If you have very little, you have very little to lose and your expectations of having more is not very great either.

I am not saying the rich worry more than the poor, but a little bit of me is wondering that.

And between the very poor and the very rich are the rest of us who think that we have enough. Enough to live on, enough work, enough leisure and enough holidays – not complacent, not self- satisfied but not too driven either. We might even have enough to give some of it away, to our family and perhaps to our favourite charities too.

To become an “enoughist” – I am not sure that is a word but it is good enough – most of us will have gone through a time in our lives when we are striving for more. A nice home, a newer car, holidays abroad perhaps – but in the end we become settled and satisfied, but not self-satisfied.

But some of us want more and more, those old worries of losing it all creep in.

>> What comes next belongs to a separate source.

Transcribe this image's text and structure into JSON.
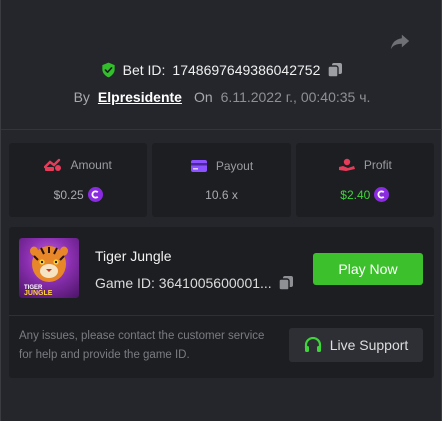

The good times may not last.

So we push, we strive and we compare.

When we compare we are likely to say ‘I am better than you’, ‘what I do is more important’, ‘what I do is worth more’. ‘I must have bigger rewards and bigger bonuses’.

Most people have never received a bonus in their life. They do their work, go the extra mile, often go further than that, and they do not expect anything more than a thank you.

Sadly we do not say thank you enough.

Why should someone be paid more, much more, for simply doing their job? Doing what is asked of them whether it is important or not?

The bonus culture is a greedy culture, it is poisonous and it is wrong.

If the only incentive for doing something well is a bonus, often a big bonus, then there is something desperately wrong with the society that allows it.

I could say more but I think I have said enough.